La Fondation Biesther Asbl a commémoré le 25ème anniversaire de la Résolution 1325 du Conseil de sécurité des Nations Unies, qui souligne l’importance du rôle des femmes dans les processus de paix et de sécurité dans un Forum Provincial intergénérationnel sur le leadership féminin. Cet événement, qui s’est tenu en ville de Goma, a réuni des partenaires, des leaders communautaires et des représentants de la société civile, mettant en lumière les avancées et les défis liés au leadership féminin dans la région.
Dans son discours, Mignonne Zaina Chaupanga, Directrice Générale de la Fondation Biesther, a exprimé sa fierté et son honneur de célébrer cette étape cruciale. Elle a rappelé que la Résolution 1325 a marqué un tournant décisif en intégrant la perspective de genre dans les processus de résolution des conflits, affirmant que « la paix ne peut être complète sans la pleine participation des femmes ».
Le programme de la journée a débuté par un accueil chaleureux des participants, suivi d’une cérémonie d’ouverture avec des interventions de représentants de l’ONU Femmes et de Woman Power DRC. Un premier panel a exploré des thèmes tels que les spécificités et enjeux du leadership féminin, avec des témoignages inspirants de femmes ayant surmonté des défis considérables dans un contexte de fragilité.

Les discussions ont également mis en lumière l’impact de la Résolution 1325 25 ans après son adoption, avec des interventions sur le rôle des médias dans la promotion du leadership féminin et la vulgarisation de la résolution. Les participants ont eu l’occasion d’échanger sur les expériences locales et internationales, renforçant l’idée que les femmes doivent être au centre des efforts de paix et de sécurité.
Chaupanga a souligné la résilience et le courage des femmes congolaises qui, malgré les violences et les défis structurels, continuent de bâtir la paix et de défendre leurs droits. Elle a remercié les partenaires, dont la MONUSCO et l’UNFPA, pour leur soutien indéfectible dans la mise en œuvre des engagements liés à la Résolution 1325.

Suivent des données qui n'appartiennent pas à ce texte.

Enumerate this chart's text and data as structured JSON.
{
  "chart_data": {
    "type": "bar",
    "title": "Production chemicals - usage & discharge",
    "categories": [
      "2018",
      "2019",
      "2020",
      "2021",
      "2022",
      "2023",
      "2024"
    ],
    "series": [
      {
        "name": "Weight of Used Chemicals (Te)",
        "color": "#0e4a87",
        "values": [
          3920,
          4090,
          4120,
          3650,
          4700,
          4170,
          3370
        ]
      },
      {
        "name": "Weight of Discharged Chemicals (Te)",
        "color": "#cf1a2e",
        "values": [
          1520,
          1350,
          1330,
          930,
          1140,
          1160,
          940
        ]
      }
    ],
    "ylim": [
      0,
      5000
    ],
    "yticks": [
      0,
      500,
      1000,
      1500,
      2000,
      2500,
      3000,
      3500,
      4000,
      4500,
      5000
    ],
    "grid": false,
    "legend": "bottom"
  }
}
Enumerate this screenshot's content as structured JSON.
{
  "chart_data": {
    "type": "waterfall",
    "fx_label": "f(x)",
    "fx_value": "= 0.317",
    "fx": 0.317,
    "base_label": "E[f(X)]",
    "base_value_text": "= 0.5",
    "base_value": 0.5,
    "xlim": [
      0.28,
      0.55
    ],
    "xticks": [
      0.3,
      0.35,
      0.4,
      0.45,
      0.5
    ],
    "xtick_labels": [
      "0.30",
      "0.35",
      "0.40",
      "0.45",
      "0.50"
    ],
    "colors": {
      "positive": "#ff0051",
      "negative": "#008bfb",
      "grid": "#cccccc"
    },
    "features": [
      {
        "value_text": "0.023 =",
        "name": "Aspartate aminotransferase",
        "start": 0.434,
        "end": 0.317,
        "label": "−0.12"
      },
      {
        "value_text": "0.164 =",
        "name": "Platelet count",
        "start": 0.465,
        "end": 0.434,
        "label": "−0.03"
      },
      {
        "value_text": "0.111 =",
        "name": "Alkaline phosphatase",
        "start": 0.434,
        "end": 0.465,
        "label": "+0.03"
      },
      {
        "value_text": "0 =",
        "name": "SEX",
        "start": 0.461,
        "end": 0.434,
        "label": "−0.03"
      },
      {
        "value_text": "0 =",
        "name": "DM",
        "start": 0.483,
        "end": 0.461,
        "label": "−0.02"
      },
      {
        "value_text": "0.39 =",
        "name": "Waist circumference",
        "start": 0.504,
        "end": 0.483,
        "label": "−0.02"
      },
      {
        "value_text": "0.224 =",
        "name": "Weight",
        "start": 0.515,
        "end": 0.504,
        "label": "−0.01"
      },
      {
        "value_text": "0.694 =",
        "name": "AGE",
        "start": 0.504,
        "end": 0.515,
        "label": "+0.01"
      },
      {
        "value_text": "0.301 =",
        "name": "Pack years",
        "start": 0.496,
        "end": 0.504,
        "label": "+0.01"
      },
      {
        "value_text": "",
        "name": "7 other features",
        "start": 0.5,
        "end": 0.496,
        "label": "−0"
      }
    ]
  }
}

Cependant, la Directrice Générale a également mis en garde contre les défis persistants, notamment la violence basée sur le genre et l’exclusion des femmes des espaces de décision. Elle a appelé à un « sursaut collectif » pour renforcer les mécanismes de mise en œuvre et investir dans l’éducation et la sensibilisation.
La journée s’est conclue par la formulation de recommandations pour l’élaboration d’une feuille de route commune, afin d’assurer la localisation des agendas «Femmes, Paix et Sécurité» et «Jeunesse, Paix et Sécurité». Un appel à l’action a été lancé pour que toutes les parties prenantes collaborent dans la promotion d’une paix durable, équitable et inclusive.
L’événement a été un succès retentissant, illustrant l’engagement continu de la société civile à défendre les droits des femmes et à promouvoir leur leadership dans un contexte de paix et de sécurité.